Eriksen. 3 0.03 Blocked.
Aguero. 5 0.05 Off Target.
Zabaleta. 7 0.12 Off Target.
de Jong. 10 0.25 GOAL.
Nastasic. 11 0.09 On Target.
de Jong. 17 0.21 GOAL.
Ya Ya Toure. 22 0.15 GOAL.
Zabaleta. 30 0.11 On Target.
de Jong. 33 0.01 Off Target.
Boerrigter. 37 0.02 Off Target.
Ya Ya Toure. 39 0.13 On Target.
Nastasic. 50 0.11 Off Target.
Ya Ya Toure. 53 0.03 Blocked.
de Jong. 56 0.02 On Target.
Eriksen. 62 0.04 Off target.
Barry. 65 0.04 Off Target.
de Jong. 71 0.04 On Target.
Aguero. 73 0.06 GOAL.
Baloteli. 79 0.13 On Target.
Dzeko. 79 0.05 Off Target.
de Jong. 84 0.06 Off Target.
Kompany. 86 0.07 Off Target.
Eriksen. 91 0.04 On Target.
Fischer. 92 0.07 Off Target.
Manchester City Cumulative Expected Goals. 1.1
Ajax. Cumulative Expected Goals. 0.8

Looked at through shot statistics, a draw may have been a fair outcome. Each side managed about a dozen attempts, but many were from distance and as such were likely to be successful around one time in 20.

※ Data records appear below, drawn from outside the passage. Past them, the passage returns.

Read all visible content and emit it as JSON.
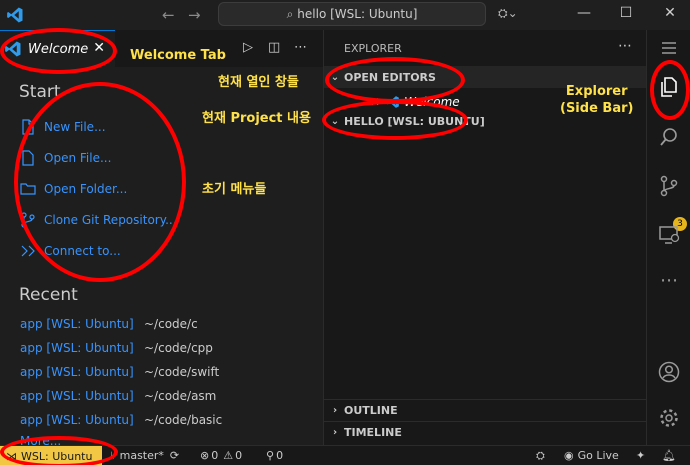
{
  "titlebar": {
    "search_text": "hello [WSL: Ubuntu]",
    "back_icon": "arrow-left-icon",
    "forward_icon": "arrow-right-icon",
    "minimize": "—",
    "maximize": "☐",
    "close": "✕"
  },
  "editor": {
    "tab_label": "Welcome",
    "start_title": "Start",
    "start_items": [
      {
        "label": "New File...",
        "icon": "new-file-icon"
      },
      {
        "label": "Open File...",
        "icon": "open-file-icon"
      },
      {
        "label": "Open Folder...",
        "icon": "folder-icon"
      },
      {
        "label": "Clone Git Repository...",
        "icon": "git-clone-icon"
      },
      {
        "label": "Connect to...",
        "icon": "remote-connect-icon"
      }
    ],
    "recent_title": "Recent",
    "recent_items": [
      {
        "name": "app [WSL: Ubuntu]",
        "path": "~/code/c"
      },
      {
        "name": "app [WSL: Ubuntu]",
        "path": "~/code/cpp"
      },
      {
        "name": "app [WSL: Ubuntu]",
        "path": "~/code/swift"
      },
      {
        "name": "app [WSL: Ubuntu]",
        "path": "~/code/asm"
      },
      {
        "name": "app [WSL: Ubuntu]",
        "path": "~/code/basic"
      }
    ],
    "more_label": "More..."
  },
  "sidebar": {
    "header": "EXPLORER",
    "open_editors": "OPEN EDITORS",
    "open_file": "Welcome",
    "project": "HELLO [WSL: UBUNTU]",
    "outline": "OUTLINE",
    "timeline": "TIMELINE"
  },
  "activitybar": {
    "scm_badge": "3"
  },
  "statusbar": {
    "remote": "WSL: Ubuntu",
    "branch": "master*",
    "errors": "0",
    "warnings": "0",
    "ports": "0",
    "golive": "Go Live"
  },
  "annotations": {
    "welcome_tab": "Welcome Tab",
    "open_windows": "현재 열인 창들",
    "project_content": "현재 Project 내용",
    "initial_menu": "초기 메뉴들",
    "explorer_line1": "Explorer",
    "explorer_line2": "(Side Bar)"
  },
  "colors": {
    "accent": "#0078d4",
    "link": "#3794ff",
    "annotation_red": "#ff0000",
    "annotation_text": "#ffe14a",
    "remote_bg": "#f2c744"
  }
}
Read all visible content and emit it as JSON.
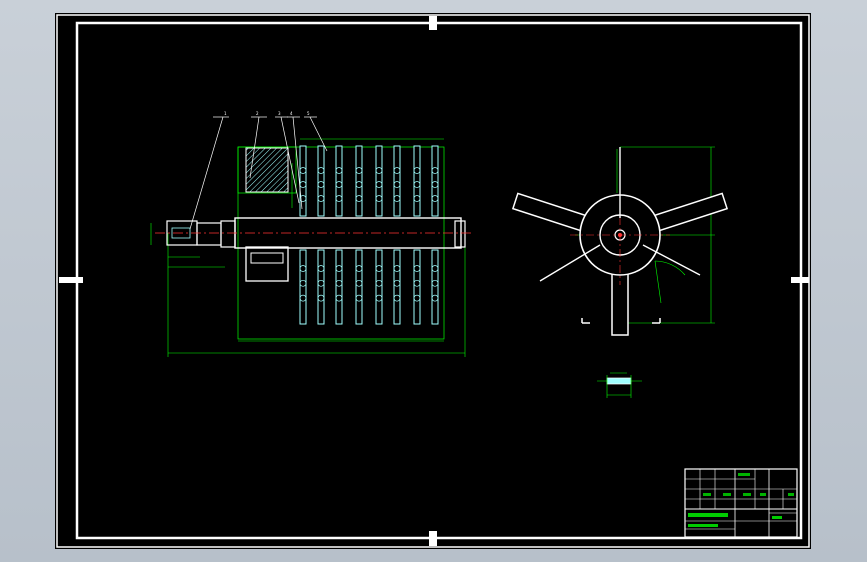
{
  "balloons": [
    {
      "label": "1"
    },
    {
      "label": "2"
    },
    {
      "label": "3"
    },
    {
      "label": "4"
    },
    {
      "label": "5"
    }
  ],
  "colors": {
    "background": "#000000",
    "frame": "#ffffff",
    "dimension": "#00ff00",
    "paddle": "#a0ffff",
    "centerline": "#ff3333",
    "title_block_text": "#00ff00"
  }
}
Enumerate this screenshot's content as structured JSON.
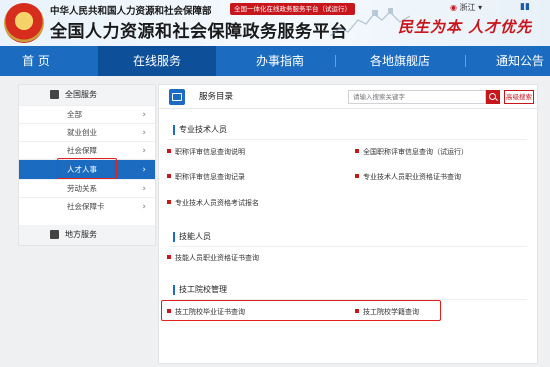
{
  "header": {
    "org_name": "中华人民共和国人力资源和社会保障部",
    "org_tag": "全国一体化在线政务服务平台（试运行）",
    "site_title": "全国人力资源和社会保障政务服务平台",
    "region": "浙江",
    "slogan": "民生为本 人才优先"
  },
  "nav": {
    "items": [
      {
        "label": "首 页"
      },
      {
        "label": "在线服务"
      },
      {
        "label": "办事指南"
      },
      {
        "label": "各地旗舰店"
      },
      {
        "label": "通知公告"
      }
    ]
  },
  "sidebar": {
    "national_label": "全国服务",
    "items": [
      {
        "label": "全部"
      },
      {
        "label": "就业创业"
      },
      {
        "label": "社会保障"
      },
      {
        "label": "人才人事"
      },
      {
        "label": "劳动关系"
      },
      {
        "label": "社会保障卡"
      }
    ],
    "active_item": "人才人事",
    "local_label": "地方服务"
  },
  "content": {
    "directory_title": "服务目录",
    "search_placeholder": "请输入搜索关键字",
    "advanced_search": "高级搜索",
    "sections": [
      {
        "title": "专业技术人员",
        "links": [
          "职称评审信息查询说明",
          "全国职称评审信息查询（试运行）",
          "职称评审信息查询记录",
          "专业技术人员职业资格证书查询",
          "专业技术人员资格考试报名"
        ]
      },
      {
        "title": "技能人员",
        "links": [
          "技能人员职业资格证书查询"
        ]
      },
      {
        "title": "技工院校管理",
        "links": [
          "技工院校毕业证书查询",
          "技工院校学籍查询"
        ]
      }
    ]
  },
  "colors": {
    "primary_blue": "#1b6cc0",
    "nav_active": "#0e4f9a",
    "accent_red": "#c8161d",
    "highlight_red": "#e0201a"
  }
}
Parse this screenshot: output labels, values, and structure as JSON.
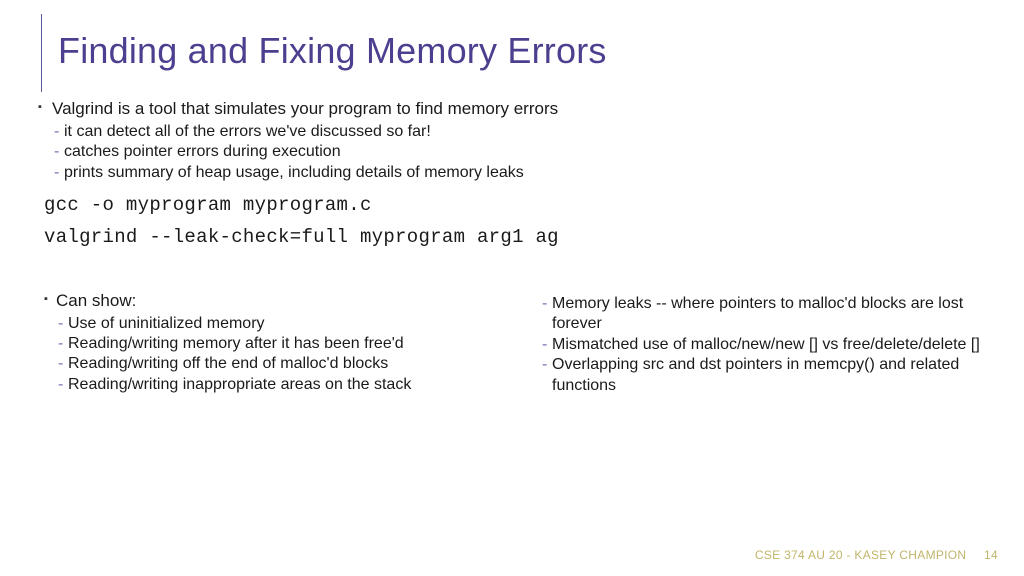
{
  "title": "Finding and Fixing Memory Errors",
  "intro": {
    "lead": "Valgrind is a tool that simulates your program to find memory errors",
    "subs": [
      "it can detect all of the errors we've discussed so far!",
      "catches pointer errors during execution",
      "prints summary of heap usage, including details of memory leaks"
    ]
  },
  "codeLines": [
    "gcc -o myprogram myprogram.c",
    "valgrind --leak-check=full myprogram arg1 ag"
  ],
  "columns": {
    "left": {
      "lead": "Can show:",
      "subs": [
        "Use of uninitialized memory",
        "Reading/writing memory after it has been free'd",
        "Reading/writing off the end of malloc'd blocks",
        "Reading/writing inappropriate areas on the stack"
      ]
    },
    "right": {
      "subs": [
        "Memory leaks -- where pointers to malloc'd blocks are lost forever",
        "Mismatched use of malloc/new/new [] vs free/delete/delete []",
        "Overlapping src and dst pointers in memcpy() and related functions"
      ]
    }
  },
  "footer": {
    "course": "CSE 374 AU 20 - KASEY CHAMPION",
    "page": "14"
  }
}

De Jong was the star performer for Ajax, scoring twice and also topping the number of attempts for either side. He got on the end of the two clearest chances of the night and converted both of them, although he also benefited from a reluctance from the City defence to mark him at set pieces or close him down from distance. The projected success rates for shots accounts for pitch position, but at the moment averages the likely defensive pressure. So, and as visual evidence confirms, de Jong's chances were slightly easier than the generic probabilities imply.

De Jong's first goal came courtesy of a deflected attempt from Moisander. The defender's header was itself a solid chance from a corner and can be recorded as either an assist or an opportunity, but it does highlight the particular problems City had when defending corners early in Tuesday's game. Although to draw permanent defensive traits from such little evidence is perhaps premature.

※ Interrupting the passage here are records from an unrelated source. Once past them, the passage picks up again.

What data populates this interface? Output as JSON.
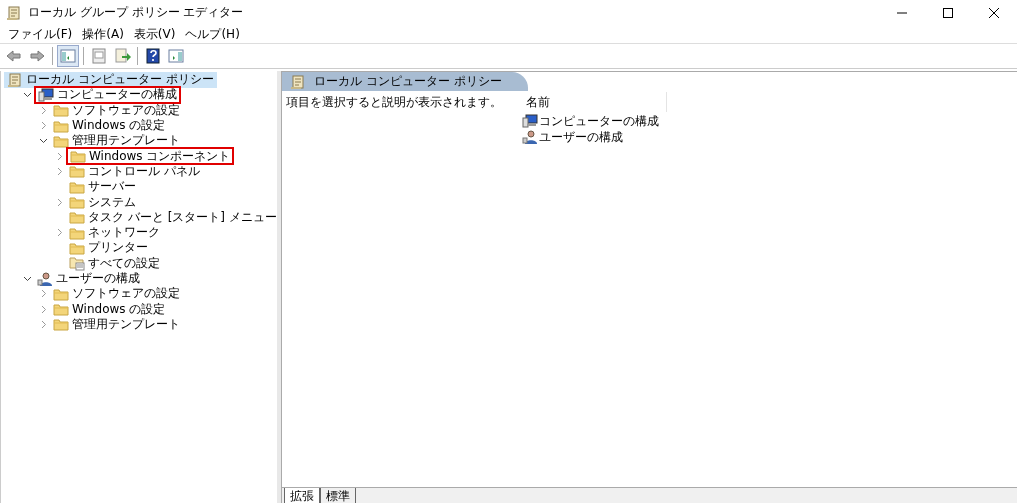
{
  "window": {
    "title": "ローカル グループ ポリシー エディター"
  },
  "menu": [
    "ファイル(F)",
    "操作(A)",
    "表示(V)",
    "ヘルプ(H)"
  ],
  "toolbar": [
    {
      "kind": "back",
      "pressed": false
    },
    {
      "kind": "forward",
      "pressed": false
    },
    {
      "kind": "sep"
    },
    {
      "kind": "tree",
      "pressed": true
    },
    {
      "kind": "sep"
    },
    {
      "kind": "properties",
      "pressed": false
    },
    {
      "kind": "export",
      "pressed": false
    },
    {
      "kind": "sep"
    },
    {
      "kind": "help",
      "pressed": false
    },
    {
      "kind": "actionpane",
      "pressed": false
    }
  ],
  "tree": [
    {
      "label": "ローカル コンピューター ポリシー",
      "kind": "policy",
      "selected": true,
      "highlighted": false,
      "children": [
        {
          "label": "コンピューターの構成",
          "kind": "computer",
          "selected": false,
          "highlighted": true,
          "expanded": true,
          "children": [
            {
              "label": "ソフトウェアの設定",
              "kind": "folder",
              "selected": false,
              "highlighted": false,
              "expanded": false
            },
            {
              "label": "Windows の設定",
              "kind": "folder",
              "selected": false,
              "highlighted": false,
              "expanded": false
            },
            {
              "label": "管理用テンプレート",
              "kind": "folder",
              "selected": false,
              "highlighted": false,
              "expanded": true,
              "children": [
                {
                  "label": "Windows コンポーネント",
                  "kind": "folder",
                  "selected": false,
                  "highlighted": true,
                  "expanded": false
                },
                {
                  "label": "コントロール パネル",
                  "kind": "folder",
                  "selected": false,
                  "highlighted": false,
                  "expanded": false
                },
                {
                  "label": "サーバー",
                  "kind": "folder",
                  "selected": false,
                  "highlighted": false
                },
                {
                  "label": "システム",
                  "kind": "folder",
                  "selected": false,
                  "highlighted": false,
                  "expanded": false
                },
                {
                  "label": "タスク バーと [スタート] メニュー",
                  "kind": "folder",
                  "selected": false,
                  "highlighted": false
                },
                {
                  "label": "ネットワーク",
                  "kind": "folder",
                  "selected": false,
                  "highlighted": false,
                  "expanded": false
                },
                {
                  "label": "プリンター",
                  "kind": "folder",
                  "selected": false,
                  "highlighted": false
                },
                {
                  "label": "すべての設定",
                  "kind": "settings",
                  "selected": false,
                  "highlighted": false
                }
              ]
            }
          ]
        },
        {
          "label": "ユーザーの構成",
          "kind": "user",
          "selected": false,
          "highlighted": false,
          "expanded": true,
          "children": [
            {
              "label": "ソフトウェアの設定",
              "kind": "folder",
              "selected": false,
              "highlighted": false,
              "expanded": false
            },
            {
              "label": "Windows の設定",
              "kind": "folder",
              "selected": false,
              "highlighted": false,
              "expanded": false
            },
            {
              "label": "管理用テンプレート",
              "kind": "folder",
              "selected": false,
              "highlighted": false,
              "expanded": false
            }
          ]
        }
      ]
    }
  ],
  "details": {
    "title": "ローカル コンピューター ポリシー",
    "description": "項目を選択すると説明が表示されます。",
    "columns": [
      "名前"
    ],
    "items": [
      {
        "label": "コンピューターの構成",
        "kind": "computer"
      },
      {
        "label": "ユーザーの構成",
        "kind": "user"
      }
    ]
  },
  "view_tabs": [
    {
      "label": "拡張",
      "selected": true
    },
    {
      "label": "標準",
      "selected": false
    }
  ]
}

His second strike also demonstrates the difficulty of defending headers from inside the six yard box as discussed here. City certainly erred by losing de Jong in the box, but it's unlikely that a defender on the post would have had any more joy at preventing the goal than Joe Hart had armed with the advantages of being the keeper. As a further aside, corner takers who "fail to beat the first man" are actually trying to hit the area of maximum reward, an area so ruthlessly exploited by de Jong. So criticism of their failure should be tempered by knowledge of their intentions.

Ya Ya Toure pulled a goal back with the game's third most likely opportunity, so a night of fluctuating fortunes came about because chances that were most likely to produce a goal actually did produce goals.

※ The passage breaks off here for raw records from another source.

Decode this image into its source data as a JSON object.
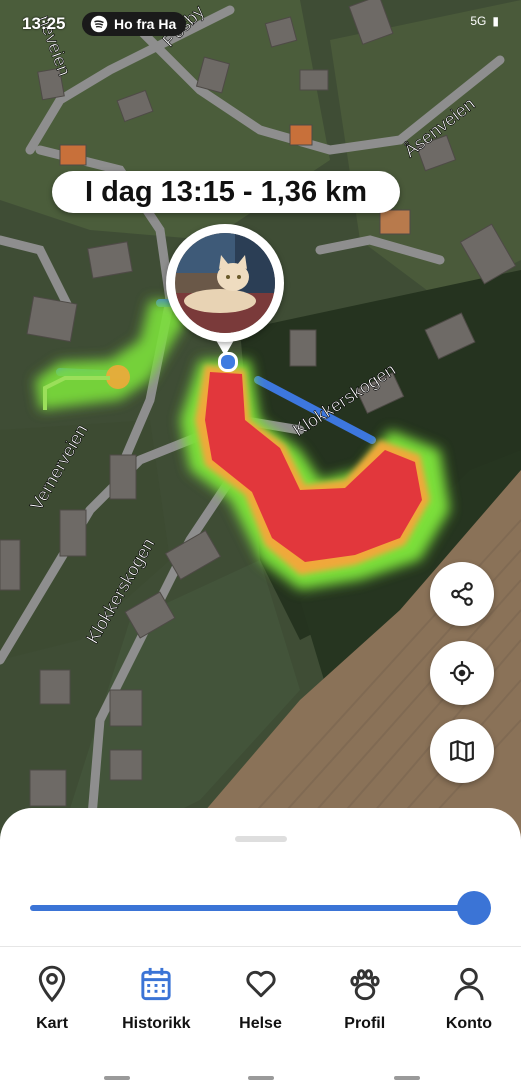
{
  "status_bar": {
    "time": "13:25",
    "spotify_text": "Ho fra Ha",
    "right_text": "5G"
  },
  "map": {
    "street_labels": [
      "neveien",
      "Posby",
      "Åsenveien",
      "Klokkerskogen",
      "Vernerveien",
      "Klokkerskogen"
    ],
    "date_pill": "I dag 13:15 - 1,36 km"
  },
  "map_buttons": {
    "share": "share-icon",
    "locate": "locate-icon",
    "layers": "map-icon"
  },
  "timeline": {
    "progress": 1.0
  },
  "colors": {
    "accent": "#3b74d6",
    "heat_high": "#e0303c",
    "heat_low": "#6bd12f"
  },
  "nav": {
    "items": [
      {
        "label": "Kart",
        "icon": "map-pin-icon",
        "active": false
      },
      {
        "label": "Historikk",
        "icon": "calendar-icon",
        "active": true
      },
      {
        "label": "Helse",
        "icon": "heart-icon",
        "active": false
      },
      {
        "label": "Profil",
        "icon": "paw-icon",
        "active": false
      },
      {
        "label": "Konto",
        "icon": "person-icon",
        "active": false
      }
    ]
  }
}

Aguero's equaliser again demonstrates the need to begin to assess the impact of defenders on shot probability. He had all of Ajax's defenders behind him when he took his shot from just inside the box, compared to the more likely scenario where such attempts have to navigate their way through a crowded penalty box. He also profited from Vermeer adopting the occasional Jan Jongbloed approach to shot stopping. In short Aguero's chance almost certainly had a higher likelihood of success than the average effort from that distance.

Cumulatively the reasonably large number of chances created by each side is diluted by the large number of attempts being from distance. City, as you would expect given that they were both at home and trailing for large portions of the match accumulated a higher goals expectation, but Ajax almost matched them through higher chance quality and an effective counter attacking tactic, especially later on in the game.

If this game was mindlessly played out time and time again on a spreadsheet, with no regard for current score and using the shooting data as the basis for your model, City would win 42% of the reenactments, Ajax 26% and 32 % of the matches would end in the same outcome as Tuesday night's actual reality.